Without a top three finish this year and down from second to 10th in the world, the 29-year-old covered the back nine first in a six under 29.

He then holed a seven-footer on the first, chipped to within three feet of the flag at the long fourth and on the resumption birdied the 553-yard eighth.

Garcia’s only bogey came at the ninth — his last — and he said: “You never like to finish like that, but other than that it was pretty solid and I made some nice putts.

“We get a wind like that only three or four days a year — and usually on those days we chill at home!”

Darren Clarke is best of the three Irish involved on three-under-par after a 68, while Paul McGinley (level par) and Gary Murphy (one over) were late out and will have to finish tomorrow.

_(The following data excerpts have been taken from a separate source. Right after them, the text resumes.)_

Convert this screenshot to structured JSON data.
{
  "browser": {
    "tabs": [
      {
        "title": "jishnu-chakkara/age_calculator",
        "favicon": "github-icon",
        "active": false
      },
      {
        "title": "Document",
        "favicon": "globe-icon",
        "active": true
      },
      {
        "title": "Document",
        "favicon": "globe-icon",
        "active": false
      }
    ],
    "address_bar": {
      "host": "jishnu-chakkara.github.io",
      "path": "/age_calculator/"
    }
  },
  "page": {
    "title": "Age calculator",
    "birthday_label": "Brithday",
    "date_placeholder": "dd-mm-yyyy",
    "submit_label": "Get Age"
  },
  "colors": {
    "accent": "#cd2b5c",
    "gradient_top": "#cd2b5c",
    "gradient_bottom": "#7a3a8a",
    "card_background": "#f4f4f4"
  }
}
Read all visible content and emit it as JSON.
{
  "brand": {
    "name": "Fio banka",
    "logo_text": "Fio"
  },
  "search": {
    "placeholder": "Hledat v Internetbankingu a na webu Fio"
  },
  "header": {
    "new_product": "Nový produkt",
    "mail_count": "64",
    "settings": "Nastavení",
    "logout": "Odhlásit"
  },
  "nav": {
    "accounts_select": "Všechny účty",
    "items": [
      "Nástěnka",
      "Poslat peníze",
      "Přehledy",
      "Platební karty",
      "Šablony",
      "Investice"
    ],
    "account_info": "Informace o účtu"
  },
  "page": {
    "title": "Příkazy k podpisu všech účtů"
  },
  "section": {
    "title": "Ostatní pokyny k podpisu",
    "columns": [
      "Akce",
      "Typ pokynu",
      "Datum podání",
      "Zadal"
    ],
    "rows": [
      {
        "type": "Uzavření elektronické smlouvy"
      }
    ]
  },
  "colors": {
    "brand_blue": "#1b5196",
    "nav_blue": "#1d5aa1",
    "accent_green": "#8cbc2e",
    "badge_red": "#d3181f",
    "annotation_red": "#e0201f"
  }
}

Like Cabrera, but for a very different reason, Ryder Cup captain Colin Montgomerie was left wishing the hold-up had come sooner.

Montgomerie reached four under, but then had three bogeys in four holes.

When told by an official after the third of them that conditions were too bad to continue he said: “That’s great. The later starters can walk off and we’ve just played in it. That’s okay, is it?”

On his return the Scot parred in for a one under 70.

The second-half of the field had no hope of completing their rounds before the light went, leaving Garcia with a one-stroke lead over Swede Michael Jonzon.

Jose Maria Olazabal, partnering Garcia, finished strongly for a 65, the same score as Emanuele Canonica, the Italian who caddied for him at The Masters in April.